Наконец все было кончено. Сто восемьдесят градусов солнечной орбиты отделили меня от «Джослин-Мари», и я оказался вблизи от Новой Финляндии — не слишком быстро, хотя двигался с максимальной относительной скоростью. Я не мог сбавить скорость «Полос»: мы с Джослин считали, что шлюпке следует держаться на почтительном расстоянии от планеты. Если подойти ближе, шанс, что кто-нибудь ее заметит, многократно возрастал. Теперь я должен был покинуть шлюпку.
Для этого и была предназначена переделанная торпеда, прозванная нами «коляской». Я подготовил ее к катапультированию, забрался в раскладное ложе и запустил двигатели. «Полосы» должны были идти прежним курсом еще некоторое время и, только оказавшись на значительном расстоянии от Новой Финляндии, прибавить скорость, не рискуя быть замеченными. Затем шлюпке следовало вернуться к солнцу и остаться на его полярной орбите — так, чтобы оказаться в зоне видимости с Новой Финляндии и «Джослин-Мари» на много месяцев — если, конечно, ее не собьют гардианы. Оставаясь в таком положении, шлюпка могла служить станцией для передачи сообщений между мной и Джослин.

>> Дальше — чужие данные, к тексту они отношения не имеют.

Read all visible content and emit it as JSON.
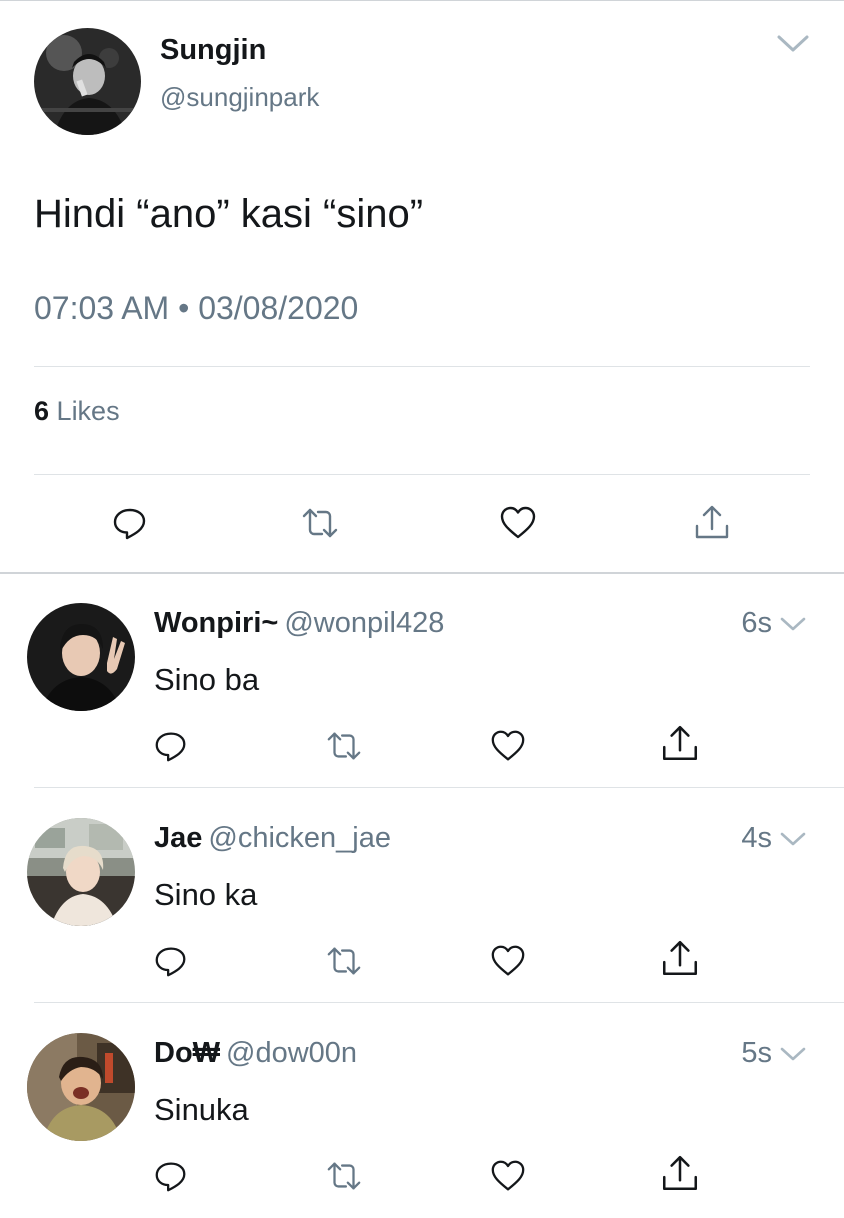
{
  "main_tweet": {
    "name": "Sungjin",
    "handle": "@sungjinpark",
    "text": "Hindi “ano” kasi “sino”",
    "timestamp": "07:03 AM • 03/08/2020",
    "likes_count": "6",
    "likes_label": "Likes"
  },
  "replies": [
    {
      "name": "Wonpiri~",
      "handle": "@wonpil428",
      "time": "6s",
      "text": "Sino ba"
    },
    {
      "name": "Jae",
      "handle": "@chicken_jae",
      "time": "4s",
      "text": "Sino ka"
    },
    {
      "name": "Do₩",
      "handle": "@dow00n",
      "time": "5s",
      "text": "Sinuka"
    }
  ],
  "icons": [
    "reply-icon",
    "retweet-icon",
    "like-icon",
    "share-icon",
    "chevron-down-icon"
  ],
  "colors": {
    "text": "#14171a",
    "secondary": "#657786",
    "divider": "#dfe3e6"
  }
}
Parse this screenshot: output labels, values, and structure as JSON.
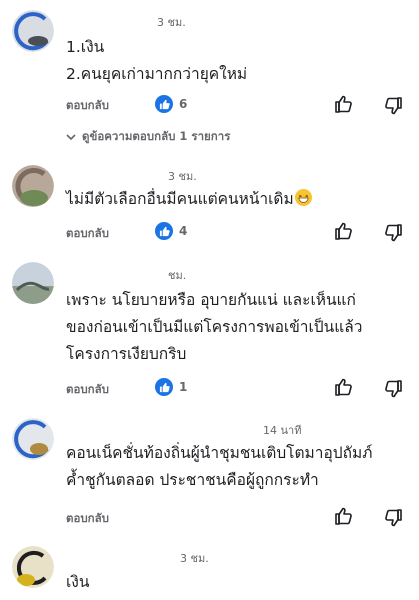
{
  "comments": [
    {
      "time": "3 ชม.",
      "lines": [
        "1.เงิน",
        "2.คนยุคเก่ามากกว่ายุคใหม่"
      ],
      "reply_label": "ตอบกลับ",
      "likes": "6",
      "view_replies": "ดูข้อความตอบกลับ 1 รายการ"
    },
    {
      "time": "3 ชม.",
      "lines": [
        "ไม่มีตัวเลือกอื่นมีคนแต่คนหน้าเดิม"
      ],
      "reply_label": "ตอบกลับ",
      "likes": "4"
    },
    {
      "time": "ชม.",
      "lines": [
        "เพราะ นโยบายหรือ อุบายกันแน่ และเห็นแก่",
        "ของก่อนเข้าเป็นมีแต่โครงการพอเข้าเป็นแล้ว",
        "โครงการเงียบกริบ"
      ],
      "reply_label": "ตอบกลับ",
      "likes": "1"
    },
    {
      "time": "14 นาที",
      "lines": [
        "คอนเน็คชั่นท้องถิ่นผู้นำชุมชนเติบโตมาอุปถัมภ์",
        "ค้ำชูกันตลอด  ประชาชนคือผู้ถูกกระทำ"
      ],
      "reply_label": "ตอบกลับ"
    },
    {
      "time": "3 ชม.",
      "lines": [
        "เงิน"
      ]
    }
  ]
}
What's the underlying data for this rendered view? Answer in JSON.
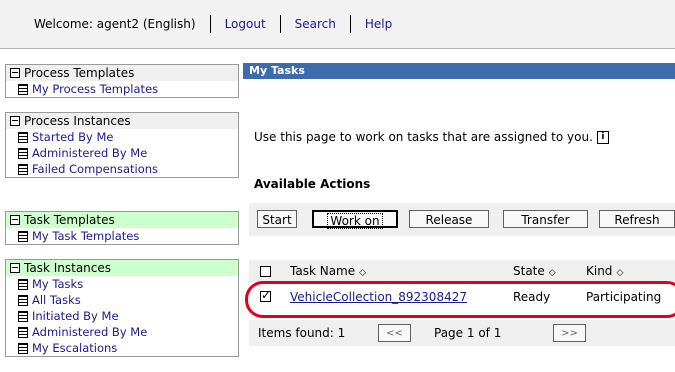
{
  "header": {
    "welcome": "Welcome: agent2 (English)",
    "logout": "Logout",
    "search": "Search",
    "help": "Help"
  },
  "nav": {
    "process_templates": {
      "title": "Process Templates",
      "items": [
        "My Process Templates"
      ]
    },
    "process_instances": {
      "title": "Process Instances",
      "items": [
        "Started By Me",
        "Administered By Me",
        "Failed Compensations"
      ]
    },
    "task_templates": {
      "title": "Task Templates",
      "items": [
        "My Task Templates"
      ]
    },
    "task_instances": {
      "title": "Task Instances",
      "items": [
        "My Tasks",
        "All Tasks",
        "Initiated By Me",
        "Administered By Me",
        "My Escalations"
      ]
    }
  },
  "main": {
    "title": "My Tasks",
    "intro": "Use this page to work on tasks that are assigned to you.",
    "actions_title": "Available Actions",
    "actions": [
      "Start",
      "Work on",
      "Release",
      "Transfer",
      "Refresh"
    ],
    "columns": {
      "task_name": "Task Name",
      "state": "State",
      "kind": "Kind"
    },
    "rows": [
      {
        "task_name": "VehicleCollection_892308427",
        "state": "Ready",
        "kind": "Participating",
        "checked": true
      }
    ],
    "items_found": "Items found: 1",
    "prev": "<<",
    "page": "Page 1 of 1",
    "next": ">>"
  },
  "colors": {
    "title_bar": "#3c6cac",
    "highlight_oval": "#e3001b",
    "task_nav_header": "#ccffcc"
  }
}
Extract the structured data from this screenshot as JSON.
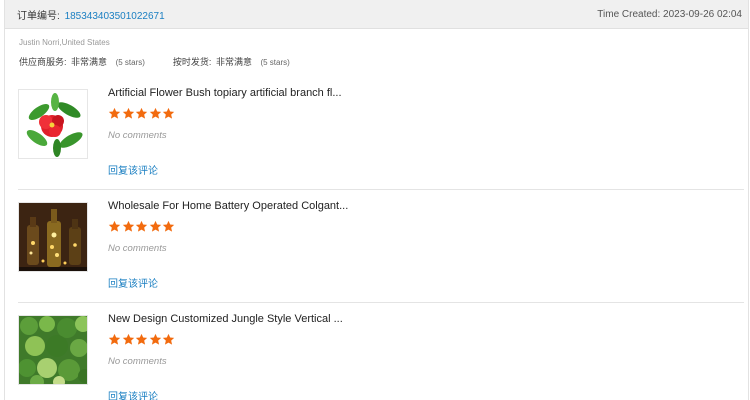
{
  "order": {
    "id_label": "订单编号:",
    "id_value": "185343403501022671",
    "time_created": "Time Created: 2023-09-26 02:04"
  },
  "buyer": {
    "name": "Justin Norri,United States",
    "supplier_service_label": "供应商服务:",
    "supplier_service_value": "非常满意",
    "supplier_service_stars": "(5 stars)",
    "on_time_label": "按时发货:",
    "on_time_value": "非常满意",
    "on_time_stars": "(5 stars)"
  },
  "products": [
    {
      "title": "Artificial Flower Bush topiary artificial branch fl...",
      "rating": 5,
      "comment": "No comments",
      "reply_label": "回复该评论",
      "thumb_icon": "red-flower-photo"
    },
    {
      "title": "Wholesale For Home Battery Operated Colgant...",
      "rating": 5,
      "comment": "No comments",
      "reply_label": "回复该评论",
      "thumb_icon": "fairy-light-bottle-photo"
    },
    {
      "title": "New Design Customized Jungle Style Vertical ...",
      "rating": 5,
      "comment": "No comments",
      "reply_label": "回复该评论",
      "thumb_icon": "green-wall-photo"
    }
  ],
  "colors": {
    "star": "#f26b0f",
    "link": "#1a7fc2",
    "header_bg": "#f0f0f0"
  }
}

До сего момента полет был только опасным, но ничуть не захватывающим — даже скучным. Теперь все переменилось. Десятки раз я пересматривал свой багаж и одежду — долгое время мне предстояло полагаться лишь на них. Затем я запустил программу с курсом, перегруженную в компьютер торпеды с астронавигаторского компьютера «Полос». По крайней мере теоретически компьютер торпеды должен был знать, где я нахожусь и куда хочу попасть.
Прежде чем покинуть «Полосы», я оставил для Джослин краткую записку — ничего важного. Но если я не выживу, что весьма вероятно, и Джослин подберет шлюпку, у нее останется хоть несколько слов, написанных моей рукой.
Покончив с делами на шлюпке, я начал протискиваться, в люк. Он с трудом вместил мое упакованное в скафандр, слишком громоздкое тело, рюкзак и сумку с инструментами. Все вещи я разложил в торпеде так, чтобы она была как следует уравновешена в полете. Покончив с этим, я протянул палец к кнопке, открывающей торпедный отсек. Мелкая вибрация подсказала мне, что торпеда отделилась от корабля. Пролетая мимо, она ощутимо задела обшивку «Полос». Я медленно уплывал в сторону. Через некоторое время я проверил хронометр в шлеме. Оставался еще час до того момента, как я нажму кнопку «пуск» и направлюсь к планете. Уйма времени, чтобы «Полосы» успели уйти на безопасное расстояние. Торпеда медленно разворачивалась, но это было не важно. Этот час я провел, наблюдая, как «Полосы» неторопливо уплывают из поля зрения, сменяясь великолепным видом Новой Финляндии и ее единственной естественной луны, Куу. Я был слишком далеко, чтобы заметить Вапаус, мою конечную цель. К счастью, большую часть времени солнце оставалось за моей спиной.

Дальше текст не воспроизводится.